Is there any point in having a com.myco.myproj.MyProjRuntimeException,
which completley extends RuntimeException?
Yes. Do throw unchecked exceptions, and subclass them.
There is much talk about whether checked exceptions are really any good. In a nutshell, if I throw a checked exception, does my client really have anything to do with it?
Unchecked exceptions are a good way to notify your clients about exceptional situations (including illegal pre-conditions), and yet not burdening them with the need to wrap calls to your API with try-catch blocks, which most of the time basically serve no purpose, other than debugging, tracing, etc.
So why not throw a RuntimeException? It's not elegant, and it's less readable. Make it your own exception which derives from it, even if it's for no reason other than being more specific when throwing the exception.
It depends on if you want to handle the exceptional condition differently than other exceptions farther up the call stack. If you intend to catch and handle the exception, then I'd recommend creating the custom type. It makes for more legible code and cleaner catch clauses. If you're not going to catch the exception, then there's probably little reason to create a new type.
Not really. The extra information you get from having the exception name show up in a stack trace could be given by simply setting the message string of a standard RuntimeException. However (come to think of it), it might be useful to subclass RuntimeException simply to prepend a custom string onto any message.
I tend to only make custom checked exceptions; generally, the standard unchecked exceptions cover enough potential cases already.
Many people (me and the designers of C# included) believe that checked exceptions are a failed language experiment and avoid them. Then, creating your own exception hierarchy under RuntimeException is an obvious step.

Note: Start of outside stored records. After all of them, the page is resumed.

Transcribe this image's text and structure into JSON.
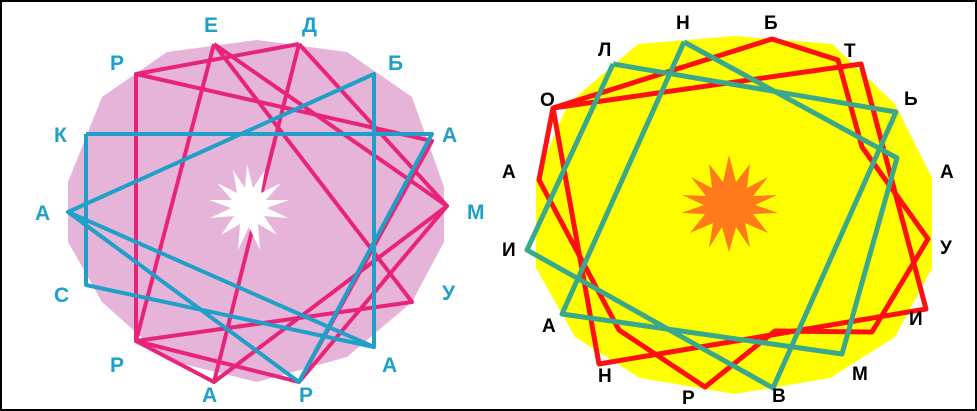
{
  "left_figure": {
    "background_color": "#e6b4d8",
    "label_color": "#1fa0c8",
    "line_color_pink": "#e8247a",
    "line_color_blue": "#1fa0c8",
    "sun_color": "#ffffff",
    "labels": [
      "Е",
      "Д",
      "Б",
      "А",
      "М",
      "У",
      "А",
      "Р",
      "А",
      "Р",
      "С",
      "А",
      "К",
      "Р"
    ]
  },
  "right_figure": {
    "background_color": "#ffff00",
    "label_color": "#000000",
    "line_color_red": "#ff1010",
    "line_color_green": "#3aa88a",
    "sun_color": "#ff7a1a",
    "labels": [
      "Н",
      "Б",
      "Т",
      "Ь",
      "А",
      "У",
      "И",
      "М",
      "В",
      "Р",
      "Н",
      "А",
      "И",
      "А",
      "О",
      "Л"
    ]
  }
}
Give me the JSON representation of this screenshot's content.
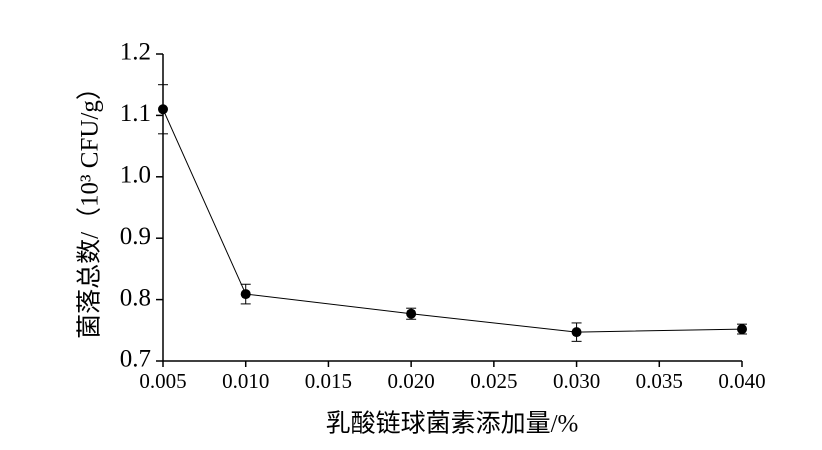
{
  "chart_data": {
    "type": "line",
    "x_label": "乳酸链球菌素添加量/%",
    "y_label": "菌落总数/（10³ CFU/g）",
    "x": [
      0.005,
      0.01,
      0.02,
      0.03,
      0.04
    ],
    "values": [
      1.11,
      0.809,
      0.777,
      0.747,
      0.752
    ],
    "errors": [
      0.04,
      0.016,
      0.009,
      0.015,
      0.008
    ],
    "color": "#000000",
    "xlim": [
      0.005,
      0.04
    ],
    "xticks": [
      0.005,
      {
        "value": 0.01,
        "label": "0.010"
      },
      0.015,
      {
        "value": 0.02,
        "label": "0.020"
      },
      0.025,
      {
        "value": 0.03,
        "label": "0.030"
      },
      0.035,
      {
        "value": 0.04,
        "label": "0.040"
      }
    ],
    "ylim": [
      0.7,
      1.2
    ],
    "yticks": [
      0.7,
      0.8,
      0.9,
      {
        "value": 1.0,
        "label": "1.0"
      },
      1.1,
      1.2
    ]
  }
}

in Effective Java, Joshua Bloch writes:
Use run-time exceptions to indicate
programming errors. The great majority
of run-time exceptions indicate
precondition violations.
That being said, you could use that run-time exception as a base class for a hierarchy of run-time exceptions, used in your project. That way, errors become more legible and traceable.
In my opinion, you should only create new Exceptions if you really need them, i.e. want to catch them and do a specific treatment on them. On all other cases, I don't really see the usefulness.
It's a good style to maintain your own exceptions hierarchy.
But I've seen just a few people who can use this technique with real profit.
Subclass exceptions based on how they are handled rather than who wrote them...
Normally runtime exception can't be handled in another way than logging the error and possibly display an error message.
Checked exceptions might possibly have a specific fallback, and in that case they should probly not subclass a "MyFrameWorkException" - as in that case, catching a MyFrameWorkException would not do more than the generic catch (logging etc.)
It is a rather bad practice to invent a whole hiearachy of exceptions that does have little in common except the fact that they belong to a particular framework.
(packages are supposedly used for just that.)
It is perfectly ok to subclass RuntimeException (if the existing subclasses are not a god fit)
Document unchecked exceptions. Be conservative with checked exceptions, and don't build hierarchies.
Rod Jonhson wrote on this in Expert one-on-one J2EE design and development and as in Tom's answer RuntimeException should be used for programming errors.
A good example is SQLException, lower level data access API should catch them and throw your own "SQLRuntimeException" as most of the time the calling code cannot do anything with the exception. This way, your higher level apis are not forced to catch or carry lower level exceptions in their signature, which make code simpler and more focused on the business domain.